Dennis Perrin, Savage Mules: The Democrats and Endless War

slaniel | Savage Mules: The Democrats and Endless War | Saturday, August 23rd, 2008

Cover of Savage Mules: image of a red-white-and-blue donkey kicking up its hind legs. The common perception of Democrats is that we’re weak-willed pacifists. The reality, says Dennis Perrin, is that the Democrats are just as much a part of this country’s bloody history as any other party. They’ve been at the vanguard of U.S. imperialism since at least President Wilson.

What’s more, we’re hypocrites. We’re willing to cheer on President Clinton’s violence against, say, Yugoslavia, because that’s Democratic violence. Republicans, of course, “cheer mass murder because they’re evil and stupid.” Not us, though. Says Perrin:

Had Clinton been president after 9/11 and desired an invasion of Iraq (a natural extension of his policy of sanctions and bombing) as part of the War on Terror, chances are extremely high that a vast majority of liberals would have supported him, based on their previous allegiance.

All Americans buy into whatever the reigning orthodoxy is; usually that reigning orthodoxy involves the need to bomb a defenseless country into submission. We’ve been doing it forever, from massacres in the Philippines to Nicaraguan death squads to the Iraq War. This isn’t characteristically Republican; it’s characteristically American.

Structurally, the problem is that we have a political atmosphere that confines debate to a narrow range of admissible topics. Says Perrin of the Iran-Contra hearings: “[C]over-up, dismissal, suppression and destruction of evidence, and round-the-clock rationalizing [particularly on the part of the U.S. media] helped to squelch what, in a functioning constitutional democracy, would have been grounds for presidential impeachment and criminal prosecution.”

Which is where Perrin trips me up: what would make this country functional? His book is profoundly pessimistic about “the American talent for self-delusion,” but he’s too slash-and-burn to want to fix it. In that way, Savage Mules is a lot like A People's History of the United States: since the accepted truths about U.S. political life are so far off from the reality, Perrin needs to bang us over the head for a while until we can see things clearly; he has little time left to explain what might fix our problems. If you read Sandy Levinson on Balkinization, by contrast, you’ll identify a host of systemic problems that need to be addressed before any long-lasting change will come our way: abolishing the Electoral College; allowing the president to be removed by something akin to a no-confidence vote; stripping the vice president of any responsibility or staff. Read Hendrik Hertzberg, and you’ll get an impassioned defense of the National Popular Vote as a way to eliminate the Electoral College without a Constitutional amendment.

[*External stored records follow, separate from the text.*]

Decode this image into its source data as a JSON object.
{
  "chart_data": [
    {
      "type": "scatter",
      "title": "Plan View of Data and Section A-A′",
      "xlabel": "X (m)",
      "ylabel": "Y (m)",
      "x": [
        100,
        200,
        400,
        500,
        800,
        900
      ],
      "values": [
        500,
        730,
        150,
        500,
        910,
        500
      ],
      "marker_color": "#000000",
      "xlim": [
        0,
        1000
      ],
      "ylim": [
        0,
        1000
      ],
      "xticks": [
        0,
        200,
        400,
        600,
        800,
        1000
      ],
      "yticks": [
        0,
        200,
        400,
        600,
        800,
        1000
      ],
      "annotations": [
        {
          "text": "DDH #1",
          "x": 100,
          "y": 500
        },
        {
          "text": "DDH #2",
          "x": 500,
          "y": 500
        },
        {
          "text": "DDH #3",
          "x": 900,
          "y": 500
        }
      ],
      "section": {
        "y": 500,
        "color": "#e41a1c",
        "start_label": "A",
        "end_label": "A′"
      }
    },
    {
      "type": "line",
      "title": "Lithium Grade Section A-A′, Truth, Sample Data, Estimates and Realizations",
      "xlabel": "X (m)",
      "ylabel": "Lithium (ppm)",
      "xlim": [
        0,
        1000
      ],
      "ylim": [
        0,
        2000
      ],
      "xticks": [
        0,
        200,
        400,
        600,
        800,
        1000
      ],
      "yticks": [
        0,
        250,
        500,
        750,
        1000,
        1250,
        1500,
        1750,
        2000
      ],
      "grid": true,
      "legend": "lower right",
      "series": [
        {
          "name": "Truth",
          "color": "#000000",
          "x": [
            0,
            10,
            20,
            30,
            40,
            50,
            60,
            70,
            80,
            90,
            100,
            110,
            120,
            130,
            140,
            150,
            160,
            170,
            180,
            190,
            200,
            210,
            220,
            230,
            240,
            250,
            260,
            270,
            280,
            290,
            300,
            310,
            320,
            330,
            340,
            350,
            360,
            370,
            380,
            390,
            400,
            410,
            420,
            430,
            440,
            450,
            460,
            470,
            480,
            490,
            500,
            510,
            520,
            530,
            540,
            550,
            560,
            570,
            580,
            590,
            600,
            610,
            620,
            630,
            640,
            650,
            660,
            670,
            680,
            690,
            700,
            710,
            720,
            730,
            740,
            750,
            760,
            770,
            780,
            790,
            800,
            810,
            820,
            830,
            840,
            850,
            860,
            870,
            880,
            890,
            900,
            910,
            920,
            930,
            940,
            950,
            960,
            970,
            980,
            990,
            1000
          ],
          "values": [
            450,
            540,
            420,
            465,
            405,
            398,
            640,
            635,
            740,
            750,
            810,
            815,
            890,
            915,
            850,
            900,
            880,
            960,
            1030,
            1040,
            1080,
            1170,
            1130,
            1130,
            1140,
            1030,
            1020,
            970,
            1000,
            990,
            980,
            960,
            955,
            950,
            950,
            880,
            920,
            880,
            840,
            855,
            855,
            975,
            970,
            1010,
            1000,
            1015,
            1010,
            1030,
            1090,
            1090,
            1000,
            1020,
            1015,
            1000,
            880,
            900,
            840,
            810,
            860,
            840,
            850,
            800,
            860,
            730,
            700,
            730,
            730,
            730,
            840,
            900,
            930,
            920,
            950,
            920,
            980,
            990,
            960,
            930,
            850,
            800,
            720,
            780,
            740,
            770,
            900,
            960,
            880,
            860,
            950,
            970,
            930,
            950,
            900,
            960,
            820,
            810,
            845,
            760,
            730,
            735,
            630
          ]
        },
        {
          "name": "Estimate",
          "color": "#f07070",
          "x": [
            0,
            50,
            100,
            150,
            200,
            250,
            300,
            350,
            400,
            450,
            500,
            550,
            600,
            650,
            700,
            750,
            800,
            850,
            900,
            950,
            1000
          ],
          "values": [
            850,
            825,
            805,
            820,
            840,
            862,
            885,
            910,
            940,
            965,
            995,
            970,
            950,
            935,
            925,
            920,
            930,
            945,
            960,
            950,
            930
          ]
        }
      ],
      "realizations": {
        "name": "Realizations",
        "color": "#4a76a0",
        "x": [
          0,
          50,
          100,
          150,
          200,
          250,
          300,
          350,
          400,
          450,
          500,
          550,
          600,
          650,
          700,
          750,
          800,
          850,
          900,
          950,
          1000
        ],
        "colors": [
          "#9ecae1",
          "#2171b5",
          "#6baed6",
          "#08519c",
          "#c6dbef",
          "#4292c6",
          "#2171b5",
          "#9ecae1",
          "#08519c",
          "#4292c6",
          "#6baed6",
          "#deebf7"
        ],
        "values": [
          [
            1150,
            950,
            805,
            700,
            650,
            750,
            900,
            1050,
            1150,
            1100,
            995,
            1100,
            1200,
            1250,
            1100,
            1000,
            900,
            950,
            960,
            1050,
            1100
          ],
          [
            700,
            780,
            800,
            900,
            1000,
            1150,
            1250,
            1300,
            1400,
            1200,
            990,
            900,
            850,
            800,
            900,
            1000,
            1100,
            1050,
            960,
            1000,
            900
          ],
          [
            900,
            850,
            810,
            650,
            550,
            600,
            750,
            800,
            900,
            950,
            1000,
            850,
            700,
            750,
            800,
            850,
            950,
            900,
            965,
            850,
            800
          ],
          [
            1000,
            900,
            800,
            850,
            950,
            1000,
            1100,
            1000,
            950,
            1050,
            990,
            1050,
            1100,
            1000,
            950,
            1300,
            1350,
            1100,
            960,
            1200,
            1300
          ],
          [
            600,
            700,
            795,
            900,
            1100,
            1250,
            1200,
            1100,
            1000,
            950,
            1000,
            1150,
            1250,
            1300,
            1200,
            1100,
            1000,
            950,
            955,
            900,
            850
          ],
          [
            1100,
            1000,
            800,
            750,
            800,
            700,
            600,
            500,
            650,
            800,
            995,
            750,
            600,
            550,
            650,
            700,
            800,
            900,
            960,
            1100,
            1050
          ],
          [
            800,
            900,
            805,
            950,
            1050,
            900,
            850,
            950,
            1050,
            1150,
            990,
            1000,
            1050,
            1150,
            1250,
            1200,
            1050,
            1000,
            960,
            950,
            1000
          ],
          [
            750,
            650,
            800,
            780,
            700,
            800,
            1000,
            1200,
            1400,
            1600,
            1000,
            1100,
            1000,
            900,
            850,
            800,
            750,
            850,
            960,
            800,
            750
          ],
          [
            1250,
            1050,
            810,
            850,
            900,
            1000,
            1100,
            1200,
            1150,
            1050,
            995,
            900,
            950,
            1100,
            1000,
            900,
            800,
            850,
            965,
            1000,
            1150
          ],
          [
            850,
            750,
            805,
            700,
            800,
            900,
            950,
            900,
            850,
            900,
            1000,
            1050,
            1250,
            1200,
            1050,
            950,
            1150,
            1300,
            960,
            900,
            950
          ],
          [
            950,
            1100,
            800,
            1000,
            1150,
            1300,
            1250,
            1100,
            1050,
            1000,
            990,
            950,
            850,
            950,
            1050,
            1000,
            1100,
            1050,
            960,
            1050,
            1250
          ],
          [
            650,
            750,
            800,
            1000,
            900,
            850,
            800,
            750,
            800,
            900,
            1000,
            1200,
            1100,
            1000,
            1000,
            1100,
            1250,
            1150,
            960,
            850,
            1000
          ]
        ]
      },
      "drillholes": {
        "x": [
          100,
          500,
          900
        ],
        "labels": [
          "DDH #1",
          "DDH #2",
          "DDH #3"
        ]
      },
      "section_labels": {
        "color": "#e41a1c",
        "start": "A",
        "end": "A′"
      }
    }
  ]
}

These are bloggers looking for solutions; on the basis of his book, anyway, it’s not clear to me that Perrin cares particularly much about such things.

To a lot of us, indeed, it seems as though blogs are where the most interesting political discussion happens nowadays. Blogs should be free of the disease that Noam Chomsky pointed out so many years ago, namely that corporate media reflect the interests of their corporate masters. Granted, we are often parasitic on the corporate media, feeding off the work that they do and spitting out commentary. More than that, says Perrin, we — like all Americans — parrot back the mainstream foreign-policy line and accept whatever bloody wars our party tells us to back.

Nowhere is this clearer than at the annual Kos convention, which Perrin attends at the end of Savage Mules. The unfortunate bit about his attending the convention is that he is clearly trying to be Too Cool For The Democrats. The narrowmindedness of all the “Kossacks” (nyuk nyuk nyuk) forces Perrin to smoke a joint in the hotel bathroom and toss back a few soothing drinks. He’s like Holden Caulfield among the Democrats. That last chapter made me reconsider the rest of the book: is Savage Mules ultimately about Perrin’s own vanity?

His spearing the “American talent for self-delusion” is maybe odder, when you consider that he — like many of us, including me — voted for Nader in 2000. Are Nader voters self-deluded? If so, then Perrin is self-deluded as well. Or maybe Nader voters are among the enlightened. Maybe there’s the tiniest glimmer of hope that a few people want to fix things, and were willing to endure their friends’ ridicule to do so. Maybe not all Americans are self-deluded.

If you want hope, and you want to get to work, then Perrin’s book is not for you.

2 Comments

  1. There’s something a bit odd about people who go on at great length about the “American talent for self-delusion.” I do think that American political culture is pretty warped, and that there’s a lot of delusion going around. But there so much of that wherever you look, whether it’s Canada or France or Zimbabwe or wherever.

    Comment by Chris — August 24, 2008 @ 1:43 pm

  2. Agreed. Labeling a nation’s people self-delusive is tied for “second most clichéd thing you can say about that nation.” First place goes to labeling that nation “a country of … riveting contradictions”. (In conclusion, Cuba is a nation of contrasts. Thank you.)